Why ADHD Matters

The ADHD foundation estimates that over five percent of the UK population have ADHD.

At its best, ADHD is associated with lateral thinking, creativity, innovation, high energy and drive. 

At its worst, ADHD can have a significant negative effect on relationships, schoolwork and performance at work. 

As childhood is time-limited, a schoolchild who cannot fully access the curriculum is at risk of not achieving their potential, which can be miserable and stressful for them and their families and also lead to other negative health and social consequences.

The majority of accurately diagnosed patients respond well to medication.  Early forms of the medication have been available since 1937 and what has changed most since is our understanding of ADHD and how to adjust the medication with precision.


Who Can Manage ADHD?

Some people assume that the competence to manage ADHD is placed exclusively in the domain of Psychiatry and Psychiatrists. 

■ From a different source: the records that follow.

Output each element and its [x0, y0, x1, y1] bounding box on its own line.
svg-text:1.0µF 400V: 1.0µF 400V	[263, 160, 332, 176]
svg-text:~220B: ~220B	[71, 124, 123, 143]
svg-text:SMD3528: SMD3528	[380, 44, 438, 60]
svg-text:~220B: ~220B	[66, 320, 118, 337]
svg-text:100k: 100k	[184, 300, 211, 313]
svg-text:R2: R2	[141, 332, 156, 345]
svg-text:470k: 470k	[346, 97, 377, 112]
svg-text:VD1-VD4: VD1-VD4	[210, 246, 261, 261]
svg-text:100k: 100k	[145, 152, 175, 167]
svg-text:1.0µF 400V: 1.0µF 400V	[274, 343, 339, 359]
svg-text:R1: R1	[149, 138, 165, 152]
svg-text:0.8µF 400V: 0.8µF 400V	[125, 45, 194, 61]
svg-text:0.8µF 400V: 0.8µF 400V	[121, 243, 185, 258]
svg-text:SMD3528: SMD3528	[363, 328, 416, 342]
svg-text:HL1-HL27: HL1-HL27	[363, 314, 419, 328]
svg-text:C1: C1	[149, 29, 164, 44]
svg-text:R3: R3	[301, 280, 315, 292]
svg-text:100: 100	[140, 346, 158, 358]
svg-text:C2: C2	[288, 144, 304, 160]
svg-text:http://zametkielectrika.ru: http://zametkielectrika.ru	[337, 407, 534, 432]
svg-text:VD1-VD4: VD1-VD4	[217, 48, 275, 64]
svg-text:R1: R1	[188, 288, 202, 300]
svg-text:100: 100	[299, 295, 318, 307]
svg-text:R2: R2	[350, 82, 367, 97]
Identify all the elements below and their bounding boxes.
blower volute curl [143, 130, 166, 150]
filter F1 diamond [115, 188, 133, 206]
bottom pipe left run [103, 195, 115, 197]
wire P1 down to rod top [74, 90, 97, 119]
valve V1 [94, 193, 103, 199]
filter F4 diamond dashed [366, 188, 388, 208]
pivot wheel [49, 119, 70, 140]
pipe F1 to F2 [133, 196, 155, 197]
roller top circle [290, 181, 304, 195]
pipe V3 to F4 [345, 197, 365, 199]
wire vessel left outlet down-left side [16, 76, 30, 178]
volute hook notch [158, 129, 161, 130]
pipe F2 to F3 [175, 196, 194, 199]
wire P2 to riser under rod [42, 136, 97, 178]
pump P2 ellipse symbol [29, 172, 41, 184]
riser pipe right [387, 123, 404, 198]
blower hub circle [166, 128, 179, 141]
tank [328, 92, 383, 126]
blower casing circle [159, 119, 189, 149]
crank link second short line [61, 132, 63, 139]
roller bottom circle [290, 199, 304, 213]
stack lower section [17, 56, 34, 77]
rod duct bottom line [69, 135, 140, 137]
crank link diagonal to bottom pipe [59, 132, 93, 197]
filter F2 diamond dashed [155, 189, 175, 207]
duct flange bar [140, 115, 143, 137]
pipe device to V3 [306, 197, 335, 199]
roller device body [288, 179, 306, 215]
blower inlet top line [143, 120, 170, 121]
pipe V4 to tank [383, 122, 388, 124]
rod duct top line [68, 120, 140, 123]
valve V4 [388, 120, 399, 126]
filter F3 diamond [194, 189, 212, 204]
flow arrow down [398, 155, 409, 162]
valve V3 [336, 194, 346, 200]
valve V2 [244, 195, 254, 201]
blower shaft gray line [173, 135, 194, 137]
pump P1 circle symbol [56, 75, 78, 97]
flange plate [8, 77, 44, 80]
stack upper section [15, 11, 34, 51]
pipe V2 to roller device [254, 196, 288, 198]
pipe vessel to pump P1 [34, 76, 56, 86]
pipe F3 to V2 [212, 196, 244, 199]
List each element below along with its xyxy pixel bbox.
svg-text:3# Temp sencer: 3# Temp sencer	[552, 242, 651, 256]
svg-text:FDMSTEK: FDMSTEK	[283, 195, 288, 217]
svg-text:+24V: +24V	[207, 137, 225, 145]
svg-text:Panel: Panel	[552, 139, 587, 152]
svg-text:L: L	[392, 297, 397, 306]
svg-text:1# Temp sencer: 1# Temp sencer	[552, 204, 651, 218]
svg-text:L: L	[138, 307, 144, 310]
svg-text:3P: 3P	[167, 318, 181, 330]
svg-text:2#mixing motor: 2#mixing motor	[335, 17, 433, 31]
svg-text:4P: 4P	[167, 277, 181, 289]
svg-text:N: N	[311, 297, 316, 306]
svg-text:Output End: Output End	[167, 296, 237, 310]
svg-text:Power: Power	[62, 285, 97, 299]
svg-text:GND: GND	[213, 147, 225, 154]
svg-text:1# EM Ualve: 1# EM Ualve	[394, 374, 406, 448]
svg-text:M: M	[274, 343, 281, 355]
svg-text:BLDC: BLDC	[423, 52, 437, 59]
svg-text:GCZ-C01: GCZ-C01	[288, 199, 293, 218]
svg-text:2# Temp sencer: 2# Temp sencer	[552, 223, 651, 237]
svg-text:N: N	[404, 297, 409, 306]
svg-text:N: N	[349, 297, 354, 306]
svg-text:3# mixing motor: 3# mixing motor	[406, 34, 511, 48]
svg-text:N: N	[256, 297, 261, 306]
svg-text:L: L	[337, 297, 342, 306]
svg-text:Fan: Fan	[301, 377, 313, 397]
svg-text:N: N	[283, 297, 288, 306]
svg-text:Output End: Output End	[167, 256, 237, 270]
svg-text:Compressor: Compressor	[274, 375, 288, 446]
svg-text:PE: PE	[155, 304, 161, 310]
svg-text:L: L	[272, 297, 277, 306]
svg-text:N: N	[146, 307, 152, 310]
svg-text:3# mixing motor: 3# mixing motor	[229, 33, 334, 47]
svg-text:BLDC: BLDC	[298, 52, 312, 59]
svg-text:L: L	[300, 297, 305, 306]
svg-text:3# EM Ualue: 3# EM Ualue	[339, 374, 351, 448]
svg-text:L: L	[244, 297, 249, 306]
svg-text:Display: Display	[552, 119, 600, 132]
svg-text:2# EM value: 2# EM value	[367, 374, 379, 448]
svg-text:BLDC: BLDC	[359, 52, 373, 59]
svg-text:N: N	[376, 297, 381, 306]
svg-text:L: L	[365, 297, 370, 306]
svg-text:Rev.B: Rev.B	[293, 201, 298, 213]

Whilst this is broadly true it is not essential to have psychiatric qualifications to work in the field.  It is also worth noting that not all Psychiatrists are trained to manage ADHD. 

The UK ADHD workforce who diagnose ADHD includes Psychiatrists, Specialist Nurses, Psychologists and a handful of GPs.  As the mainstay of treatment is medication, the workforce who prescribe for ADHD excludes Psychologists but includes Psychiatrists, Specialist Nurses with prescribing qualifications and appropriately qualified GPs.

The understanding of ADHD and benefits of treating it have improved significantly over the last 20 years.  The diagnostic rate of ADHD was rising before the Covid pandemic this trend is continuing.  In the UK we now have an extraordinary mismatch between the number of trained clinicians in the country and the huge volume of young people who need diagnosis and treatment.